Taksim Meydanı projesinin tasarımına ve hazırlanma sürecine itiraz eden Taksim Platformu başta olmak üzere birçok sivil girişimin, uzmanlık kuruluşunun ve akademisyenin ortak talebi, böyle büyük ölçekli kamusal bir proje için gereken katılım süreçlerinin işletilmesi ve şeffaflığın sağlanması.

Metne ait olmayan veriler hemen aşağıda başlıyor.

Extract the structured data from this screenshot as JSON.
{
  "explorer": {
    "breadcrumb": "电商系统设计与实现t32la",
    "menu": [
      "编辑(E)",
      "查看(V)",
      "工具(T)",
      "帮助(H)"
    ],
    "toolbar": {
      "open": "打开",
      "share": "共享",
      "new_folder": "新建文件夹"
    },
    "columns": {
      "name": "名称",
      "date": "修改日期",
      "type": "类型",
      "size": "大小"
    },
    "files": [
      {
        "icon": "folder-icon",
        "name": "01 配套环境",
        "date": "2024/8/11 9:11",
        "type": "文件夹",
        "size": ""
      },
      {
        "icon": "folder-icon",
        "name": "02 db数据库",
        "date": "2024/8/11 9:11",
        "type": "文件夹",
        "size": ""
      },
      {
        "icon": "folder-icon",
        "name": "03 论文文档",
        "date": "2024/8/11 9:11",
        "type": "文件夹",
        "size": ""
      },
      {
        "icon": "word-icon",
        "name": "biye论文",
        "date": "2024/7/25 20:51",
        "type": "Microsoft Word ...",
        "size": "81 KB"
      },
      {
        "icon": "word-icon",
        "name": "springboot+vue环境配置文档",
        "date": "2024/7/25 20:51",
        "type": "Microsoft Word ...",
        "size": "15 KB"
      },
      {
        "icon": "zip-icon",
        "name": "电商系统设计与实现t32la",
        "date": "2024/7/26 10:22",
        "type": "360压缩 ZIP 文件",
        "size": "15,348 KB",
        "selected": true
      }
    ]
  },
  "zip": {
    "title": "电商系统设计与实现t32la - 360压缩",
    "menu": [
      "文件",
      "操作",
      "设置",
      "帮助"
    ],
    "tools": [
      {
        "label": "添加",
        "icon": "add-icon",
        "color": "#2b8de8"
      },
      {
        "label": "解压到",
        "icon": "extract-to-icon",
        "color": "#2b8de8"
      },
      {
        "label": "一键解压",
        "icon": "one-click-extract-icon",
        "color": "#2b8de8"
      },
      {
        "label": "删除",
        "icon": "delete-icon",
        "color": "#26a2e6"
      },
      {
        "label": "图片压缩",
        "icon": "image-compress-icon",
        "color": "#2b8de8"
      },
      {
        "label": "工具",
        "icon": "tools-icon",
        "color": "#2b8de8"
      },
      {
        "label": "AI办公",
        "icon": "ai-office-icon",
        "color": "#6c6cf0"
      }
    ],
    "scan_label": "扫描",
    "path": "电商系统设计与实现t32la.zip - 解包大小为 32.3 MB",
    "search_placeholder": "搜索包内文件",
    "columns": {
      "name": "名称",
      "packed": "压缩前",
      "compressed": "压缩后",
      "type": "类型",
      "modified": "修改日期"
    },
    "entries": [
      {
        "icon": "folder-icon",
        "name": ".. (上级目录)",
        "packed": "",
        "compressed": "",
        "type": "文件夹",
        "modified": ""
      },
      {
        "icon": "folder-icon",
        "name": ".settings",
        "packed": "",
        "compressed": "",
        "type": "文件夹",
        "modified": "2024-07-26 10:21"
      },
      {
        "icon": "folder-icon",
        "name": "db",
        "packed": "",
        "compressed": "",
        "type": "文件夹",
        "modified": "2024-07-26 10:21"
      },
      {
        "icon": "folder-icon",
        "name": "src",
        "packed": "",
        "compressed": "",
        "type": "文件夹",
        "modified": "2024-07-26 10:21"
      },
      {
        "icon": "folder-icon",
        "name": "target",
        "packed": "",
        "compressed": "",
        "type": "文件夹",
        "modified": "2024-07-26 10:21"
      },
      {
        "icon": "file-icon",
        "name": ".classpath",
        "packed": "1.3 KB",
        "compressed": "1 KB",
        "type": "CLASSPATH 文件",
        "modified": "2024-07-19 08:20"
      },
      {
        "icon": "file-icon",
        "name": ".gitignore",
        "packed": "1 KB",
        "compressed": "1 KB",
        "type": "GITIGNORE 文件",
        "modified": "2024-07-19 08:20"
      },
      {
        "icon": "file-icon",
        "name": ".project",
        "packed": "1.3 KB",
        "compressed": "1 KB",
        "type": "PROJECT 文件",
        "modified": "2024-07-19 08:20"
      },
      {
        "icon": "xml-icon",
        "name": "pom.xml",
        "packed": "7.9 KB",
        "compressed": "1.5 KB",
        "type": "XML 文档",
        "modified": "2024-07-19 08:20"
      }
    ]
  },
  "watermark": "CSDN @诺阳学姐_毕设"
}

Diyelim ki; dünya tersine döndü ve kent yöneticileri yükselen itirazlara kulak verdi, projenin katılımcı ve şeffaf bir şekilde hazırlanmasına kararlaştırdı. İşte bu noktada katılım süreçlerinin nasıl işleyeceğinin ve kimlerin katılacağının şeffaf kriterler ile belirlenmesi gerekiyor. Sanırım şu anda sivil girişimlerin bu süreçlerin nasıl işleyeceği ile ilgili net fikirleri yok. Projenin durdurulması için adımlar atılırken, bir yandan da katılımın nasıl sağlanacağı konusunda da acilen fikir geliştirilmesi gerekiyor. Aksi takdirde belediyenin olası bir karar değişikliğinde sivil toplumun hazırlıksız yakalanma ihtimali yüksek. Mevcut duruma itiraz eden gruplar katılım süreçleri ile ilgili öneriler geliştirmez ise, belediyenin önereceği ve göstermelik olması kuvvetle muhtemel süreçlere mahkum kalınabilir. Böyle olunca da, projeye itiraz edenler bu sefer de katılım yöntemlerine itiraz ediyor hale gelebilir.

Katılım, sürdürülebilirlik gibi içeriğini ve nasıl gerçekleştirilebileceğini çok fazla düşünmeden kullandığımız ve sakız ettiğimiz kavramlardan biri. Taksim Projesi ve bundan sonra gündeme gelecek kentsel ölçekli konularda da katılımın ve şeffaflığın sağlanmasını istiyorsak, yöntemleri şimdiden düşünmeye başlamalıyız. Hem böylece, sivil toplum pratiğimizde eksik olan birkaç adım sonrasını düşünmek ve planlamak konusunda da ilerleme sağlayabiliriz.